The skills that are required when working in aged care are very diverse. The essential attributes are having empathy for older people and their carers, being a good listener and having patience. Being a good listener means that you will understand that the clients have the right to make their own decisions and voice their discomforts and family concerns. If you have empathy, then you will be willing to work with the client to fix any concerns and make the client feel comfortable and worthwhile.
Work may involve working with grief and loss and managing chronic illness, wounds care and incontinence. It can also include palliative care when the clients are at the end of their life.
Nurses working in aged care need to be astute in their observation of the elderly and be always assessing their health status and functions.
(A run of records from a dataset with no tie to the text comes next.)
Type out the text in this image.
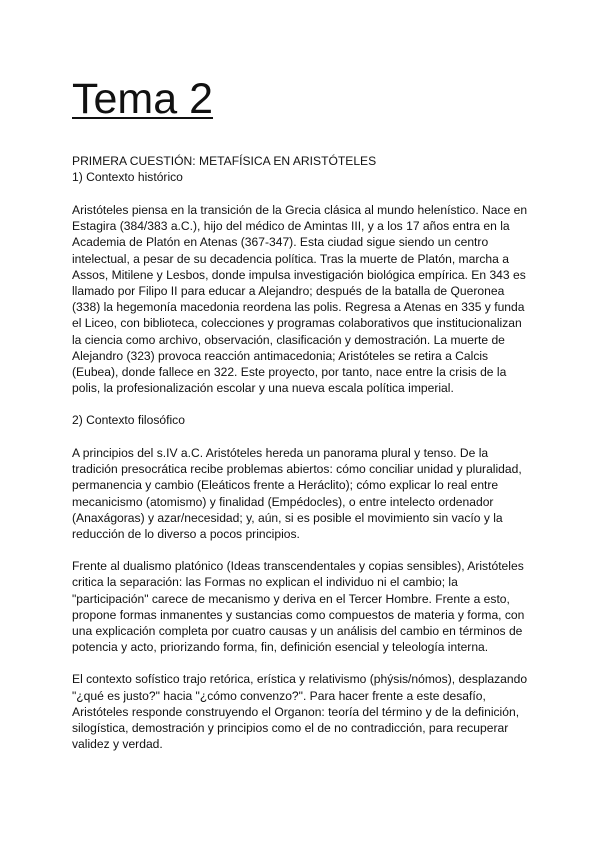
Tema 2
PRIMERA CUESTIÓN: METAFÍSICA EN ARISTÓTELES
1) Contexto histórico

Aristóteles piensa en la transición de la Grecia clásica al mundo helenístico. Nace en Estagira (384/383 a.C.), hijo del médico de Amintas III, y a los 17 años entra en la Academia de Platón en Atenas (367-347). Esta ciudad sigue siendo un centro intelectual, a pesar de su decadencia política. Tras la muerte de Platón, marcha a Assos, Mitilene y Lesbos, donde impulsa investigación biológica empírica. En 343 es llamado por Filipo II para educar a Alejandro; después de la batalla de Queronea (338) la hegemonía macedonia reordena las polis. Regresa a Atenas en 335 y funda el Liceo, con biblioteca, colecciones y programas colaborativos que institucionalizan la ciencia como archivo, observación, clasificación y demostración. La muerte de Alejandro (323) provoca reacción antimacedonia; Aristóteles se retira a Calcis (Eubea), donde fallece en 322. Este proyecto, por tanto, nace entre la crisis de la polis, la profesionalización escolar y una nueva escala política imperial.

2) Contexto filosófico

A principios del s.IV a.C. Aristóteles hereda un panorama plural y tenso. De la tradición presocrática recibe problemas abiertos: cómo conciliar unidad y pluralidad, permanencia y cambio (Eleáticos frente a Heráclito); cómo explicar lo real entre mecanicismo (atomismo) y finalidad (Empédocles), o entre intelecto ordenador (Anaxágoras) y azar/necesidad; y, aún, si es posible el movimiento sin vacío y la reducción de lo diverso a pocos principios.

Frente al dualismo platónico (Ideas transcendentales y copias sensibles), Aristóteles critica la separación: las Formas no explican el individuo ni el cambio; la "participación" carece de mecanismo y deriva en el Tercer Hombre. Frente a esto, propone formas inmanentes y sustancias como compuestos de materia y forma, con una explicación completa por cuatro causas y un análisis del cambio en términos de potencia y acto, priorizando forma, fin, definición esencial y teleología interna.

El contexto sofístico trajo retórica, erística y relativismo (phýsis/nómos), desplazando "¿qué es justo?" hacia "¿cómo convenzo?". Para hacer frente a este desafío, Aristóteles responde construyendo el Organon: teoría del término y de la definición, silogística, demostración y principios como el de no contradicción, para recuperar validez y verdad.
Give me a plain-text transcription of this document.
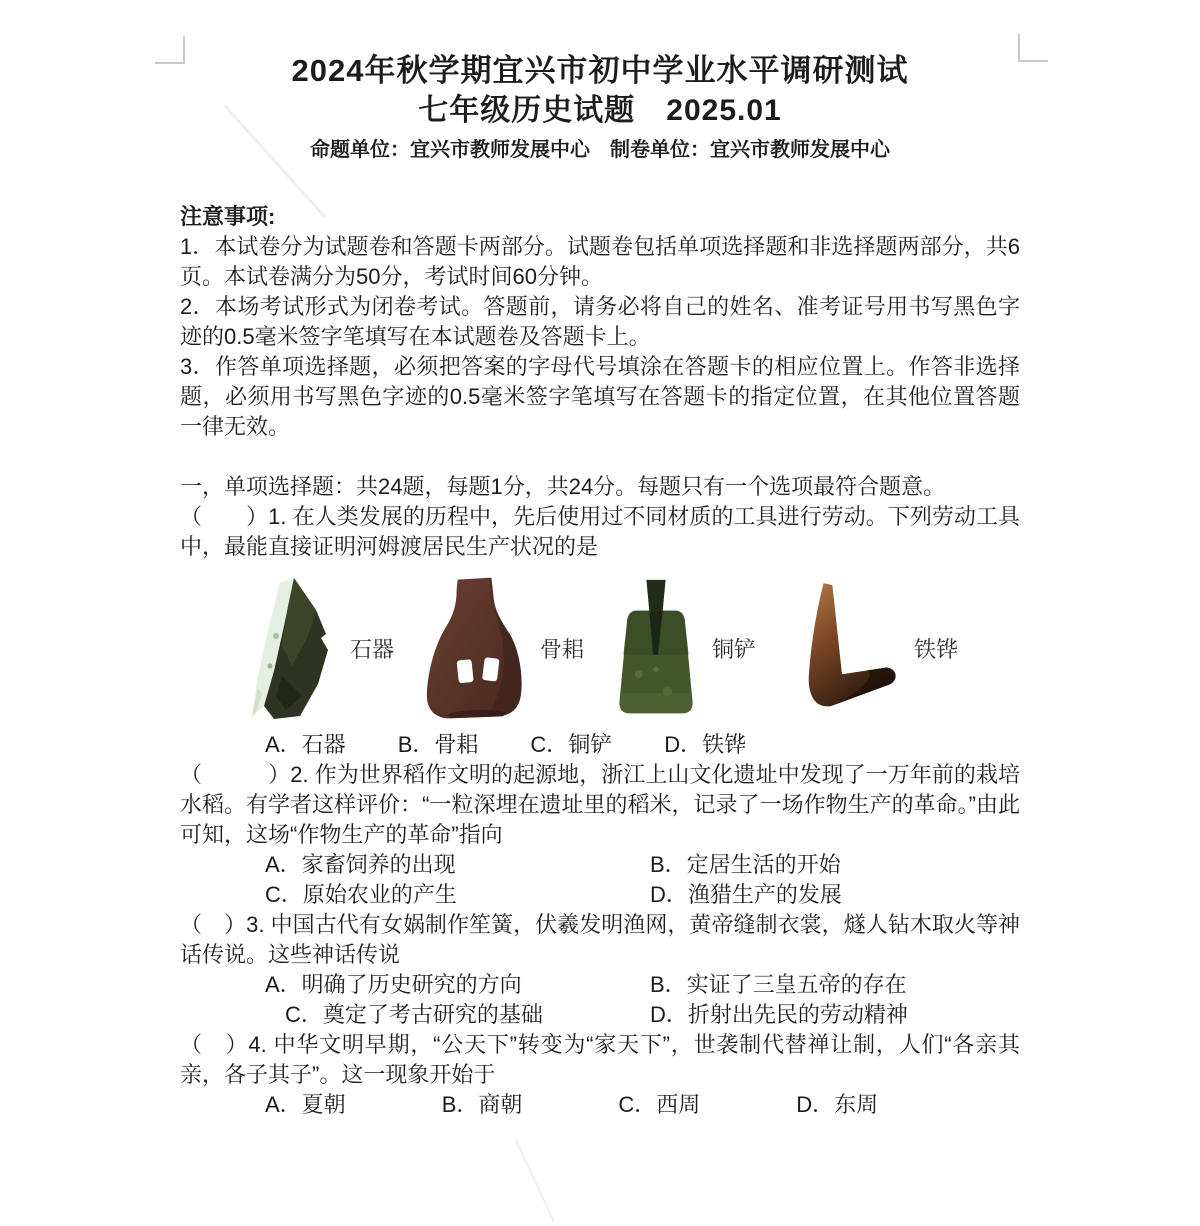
2024年秋学期宜兴市初中学业水平调研测试
七年级历史试题　2025.01
命题单位：宜兴市教师发展中心　制卷单位：宜兴市教师发展中心
注意事项:

1．本试卷分为试题卷和答题卡两部分。试题卷包括单项选择题和非选择题两部分，共6页。本试卷满分为50分，考试时间60分钟。

2．本场考试形式为闭卷考试。答题前，请务必将自己的姓名、准考证号用书写黑色字迹的0.5毫米签字笔填写在本试题卷及答题卡上。

3．作答单项选择题，必须把答案的字母代号填涂在答题卡的相应位置上。作答非选择题，必须用书写黑色字迹的0.5毫米签字笔填写在答题卡的指定位置，在其他位置答题一律无效。

一，单项选择题：共24题，每题1分，共24分。每题只有一个选项最符合题意。

（　　）1. 在人类发展的历程中，先后使用过不同材质的工具进行劳动。下列劳动工具中，最能直接证明河姆渡居民生产状况的是

石器	骨耜	铜铲	铁铧
A．石器 B．骨耜 C．铜铲 D．铁铧

（　　　）2. 作为世界稻作文明的起源地，浙江上山文化遗址中发现了一万年前的栽培水稻。有学者这样评价：“一粒深埋在遗址里的稻米，记录了一场作物生产的革命。”由此可知，这场“作物生产的革命”指向

A．家畜饲养的出现	B．定居生活的开始
C．原始农业的产生	D．渔猎生产的发展

（　）3. 中国古代有女娲制作笙簧，伏羲发明渔网，黄帝缝制衣裳，燧人钻木取火等神话传说。这些神话传说

A．明确了历史研究的方向	B．实证了三皇五帝的存在
C．奠定了考古研究的基础	D．折射出先民的劳动精神

（　）4. 中华文明早期，“公天下”转变为“家天下”，世袭制代替禅让制，人们“各亲其亲，各子其子”。这一现象开始于

A．夏朝	B．商朝	C．西周	D．东周
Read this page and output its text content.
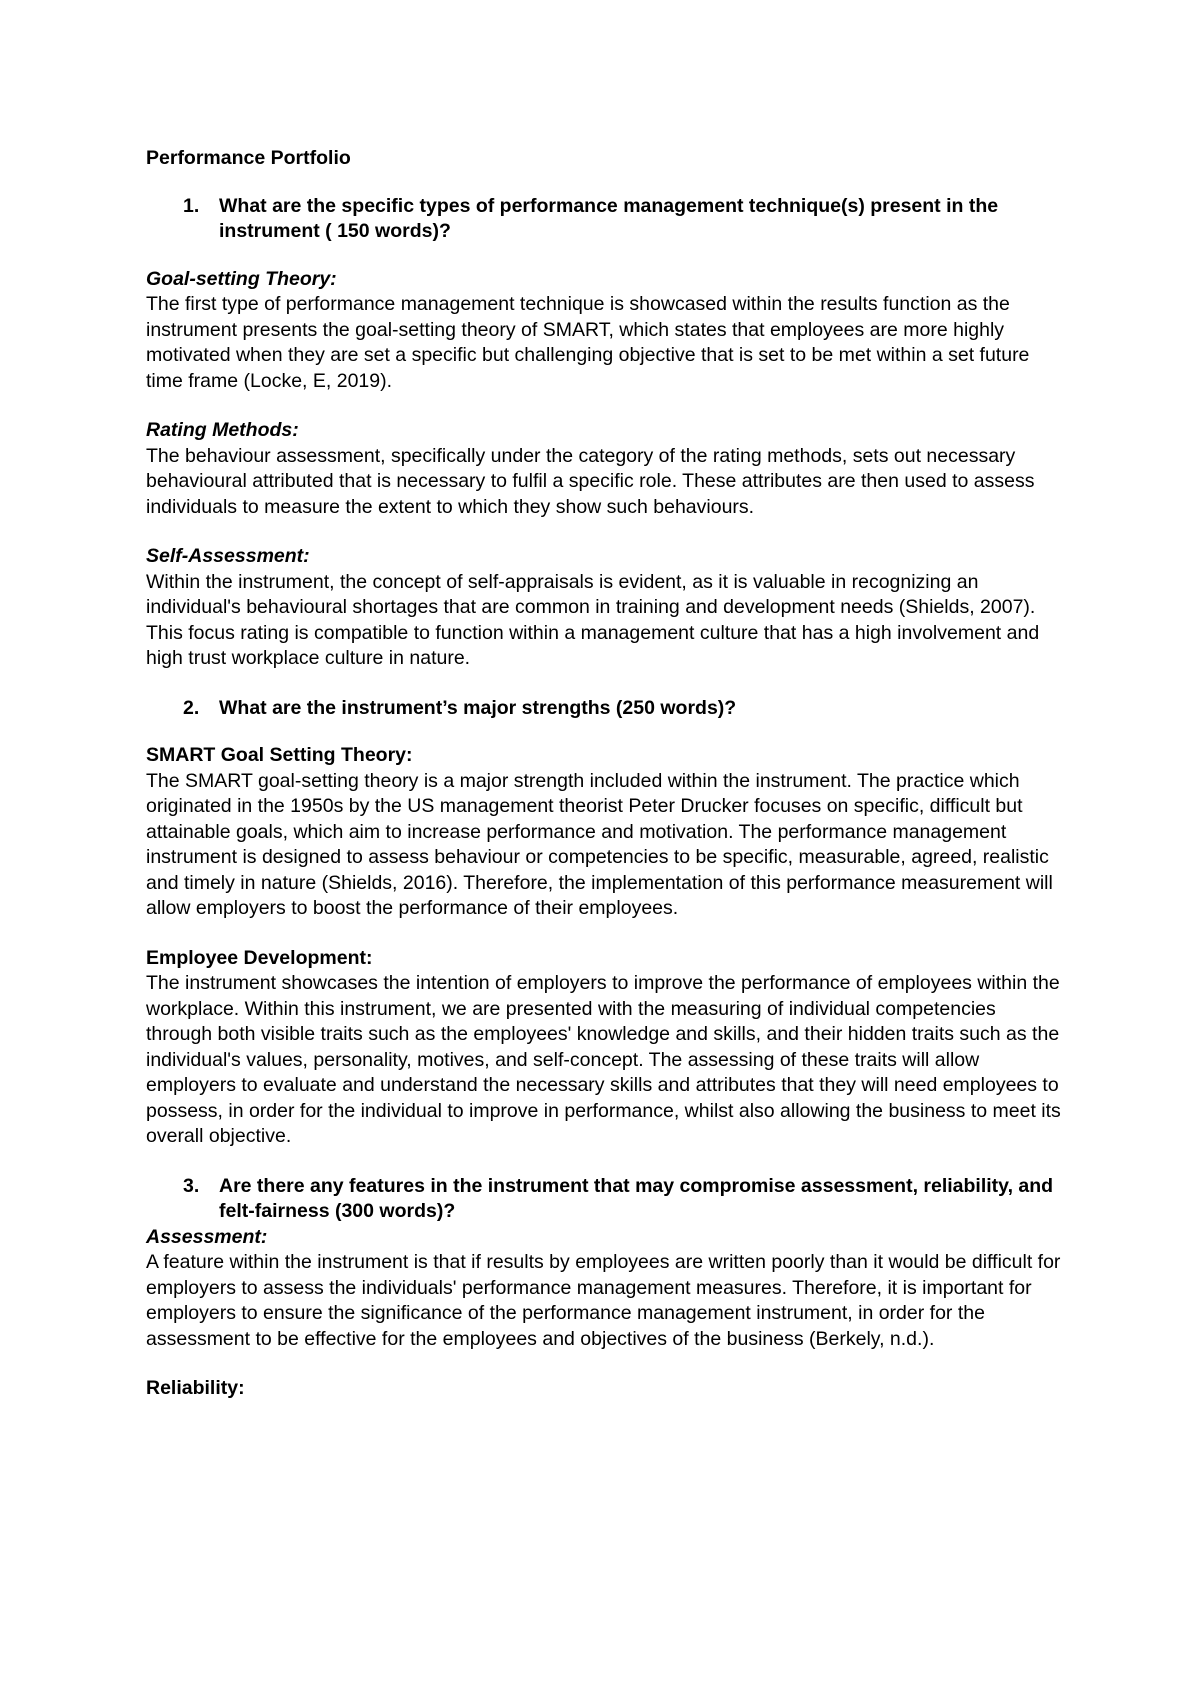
Performance Portfolio

1.	What are the specific types of performance management technique(s) present in the instrument ( 150 words)?

Goal-setting Theory:

The first type of performance management technique is showcased within the results function as the instrument presents the goal-setting theory of SMART, which states that employees are more highly motivated when they are set a specific but challenging objective that is set to be met within a set future time frame (Locke, E, 2019).

Rating Methods:

The behaviour assessment, specifically under the category of the rating methods, sets out necessary behavioural attributed that is necessary to fulfil a specific role. These attributes are then used to assess individuals to measure the extent to which they show such behaviours.

Self-Assessment:

Within the instrument, the concept of self-appraisals is evident, as it is valuable in recognizing an individual's behavioural shortages that are common in training and development needs (Shields, 2007). This focus rating is compatible to function within a management culture that has a high involvement and high trust workplace culture in nature.

2.	What are the instrument’s major strengths (250 words)?

SMART Goal Setting Theory:

The SMART goal-setting theory is a major strength included within the instrument. The practice which originated in the 1950s by the US management theorist Peter Drucker focuses on specific, difficult but attainable goals, which aim to increase performance and motivation. The performance management instrument is designed to assess behaviour or competencies to be specific, measurable, agreed, realistic and timely in nature (Shields, 2016). Therefore, the implementation of this performance measurement will allow employers to boost the performance of their employees.

Employee Development:

The instrument showcases the intention of employers to improve the performance of employees within the workplace. Within this instrument, we are presented with the measuring of individual competencies through both visible traits such as the employees' knowledge and skills, and their hidden traits such as the individual's values, personality, motives, and self-concept. The assessing of these traits will allow employers to evaluate and understand the necessary skills and attributes that they will need employees to possess, in order for the individual to improve in performance, whilst also allowing the business to meet its overall objective.

3.	Are there any features in the instrument that may compromise assessment, reliability, and felt-fairness (300 words)?

Assessment:

A feature within the instrument is that if results by employees are written poorly than it would be difficult for employers to assess the individuals' performance management measures. Therefore, it is important for employers to ensure the significance of the performance management instrument, in order for the assessment to be effective for the employees and objectives of the business (Berkely, n.d.).

Reliability:
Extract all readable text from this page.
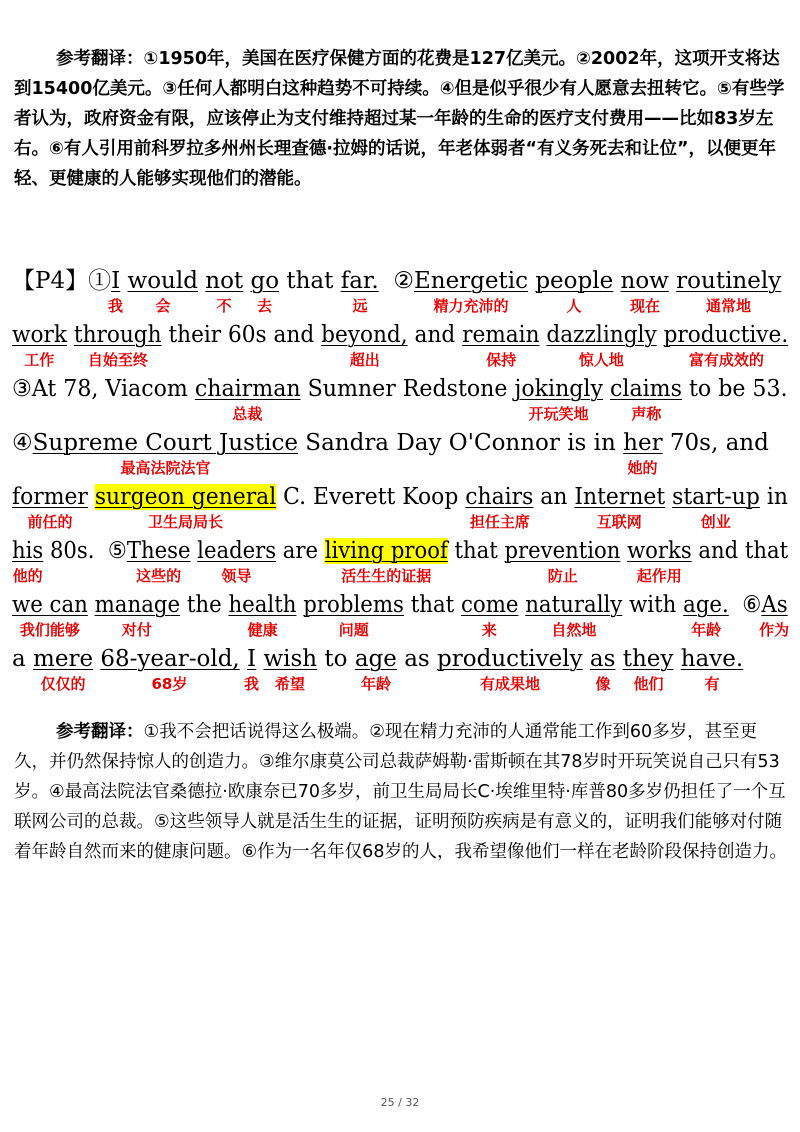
参考翻译：①1950年，美国在医疗保健方面的花费是127亿美元。②2002年，这项开支将达到15400亿美元。③任何人都明白这种趋势不可持续。④但是似乎很少有人愿意去扭转它。⑤有些学者认为，政府资金有限，应该停止为支付维持超过某一年龄的生命的医疗支付费用——比如83岁左右。⑥有人引用前科罗拉多州州长理查德·拉姆的话说，年老体弱者“有义务死去和让位”，以便更年轻、更健康的人能够实现他们的潜能。

【P4】①I would not go that far.  ②Energetic people now routinely
我 会	不 去	远	精力充沛的	人	现在	通常地
work through their 60s and beyond, and remain dazzlingly productive.
工作 自始至终	超出	保持	惊人地	富有成效的
③At 78, Viacom chairman Sumner Redstone jokingly claims to be 53.
总裁	开玩笑地	声称
④Supreme Court Justice Sandra Day O'Connor is in her 70s, and
最高法院法官	她的
former surgeon general C. Everett Koop chairs an Internet start-up in
前任的	卫生局局长	担任主席	互联网	创业
his 80s.  ⑤These leaders are living proof that prevention works and that
他的	这些的	领导	活生生的证据	防止	起作用
we can manage the health problems that come naturally with age.  ⑥As
我们能够	对付	健康	问题	来	自然地	年龄	作为
a mere 68-year-old, I wish to age as productively as they have.
仅仅的	68岁	我 希望	年龄	有成果地	像 他们	有

参考翻译：①我不会把话说得这么极端。②现在精力充沛的人通常能工作到60多岁，甚至更久，并仍然保持惊人的创造力。③维尔康莫公司总裁萨姆勒·雷斯顿在其78岁时开玩笑说自己只有53岁。④最高法院法官桑德拉·欧康奈已70多岁，前卫生局局长C·埃维里特·库普80多岁仍担任了一个互联网公司的总裁。⑤这些领导人就是活生生的证据，证明预防疾病是有意义的，证明我们能够对付随着年龄自然而来的健康问题。⑥作为一名年仅68岁的人，我希望像他们一样在老龄阶段保持创造力。

25 / 32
Nurses need to be able to analyse data so they can know when it is time to consult with the other multidisciplinary team members. They need to be aware of their own practice, be able to maintain the proper documentation and work with a legal and ethical framework. The skills needed in aged care centre around ongoing and effective communication. Nurses must be trained in injury prevention and general care for wellbeing.
When it comes to working with frail adults, there is a collaborative process that involves the clients, their families and the multidisciplinary team. The clients need to be involved in decisions that are concerning their healthcare. When the time comes that they are unable to, if they have a cognitive disability or are too frail, then their families must take over the decision making.
Frail elderly clients need to be supported by different carers. These can be siblings, neighbours, friends and spouses. These carers can sometimes be frail themselves so they will need advice and support from healthcare nurses as their role can be very demanding. It may come to the point where community care may need to be an option if caring for the client becomes too much. There are respite services available if carers need a break or they become unwell.
Aged care nurses often become familiar with their clients, and they can often prevent and predict some behavioural problems that can come with elderly illnesses like dementia. These patients can be vulnerable, so steps for fall prevention and care should be carried out. There are also environmental issues that can have an impact on their sense of comfort and security that many dementia patients go through.
The skin is the biggest organ of the body, and it goes through enormous changes as we age. When the skin matures the healthy barrier that protects from temperature, infection and water regulation becomes affected, and the elderly become more prone to friction, moisture and trauma.
The incidence of pressure injuries, leg ulcers, diabetic foot ulcers and skin tears will increase significantly with age, and it is a severe issue for the elderly. Once the skin starts breaking down, healing in clients will be slowed as the skin has a reduced ability to regenerate, and the immune system is reduced. Aged care nurses need to be trained in wound care, as these types of wounds need to be cared for promptly and accurately. Maintaining skin integrity is vital for caring for the elderly. You need to have the ability to recognise the factors that will impact on the healing process of wounds so you can then take steps to remove those factors or minimise their impact if possible.
It is gratifying working in aged care; however, it isn’t for everyone. There is also a lot of training that you need to go through, including wound care, dementia care and medication training.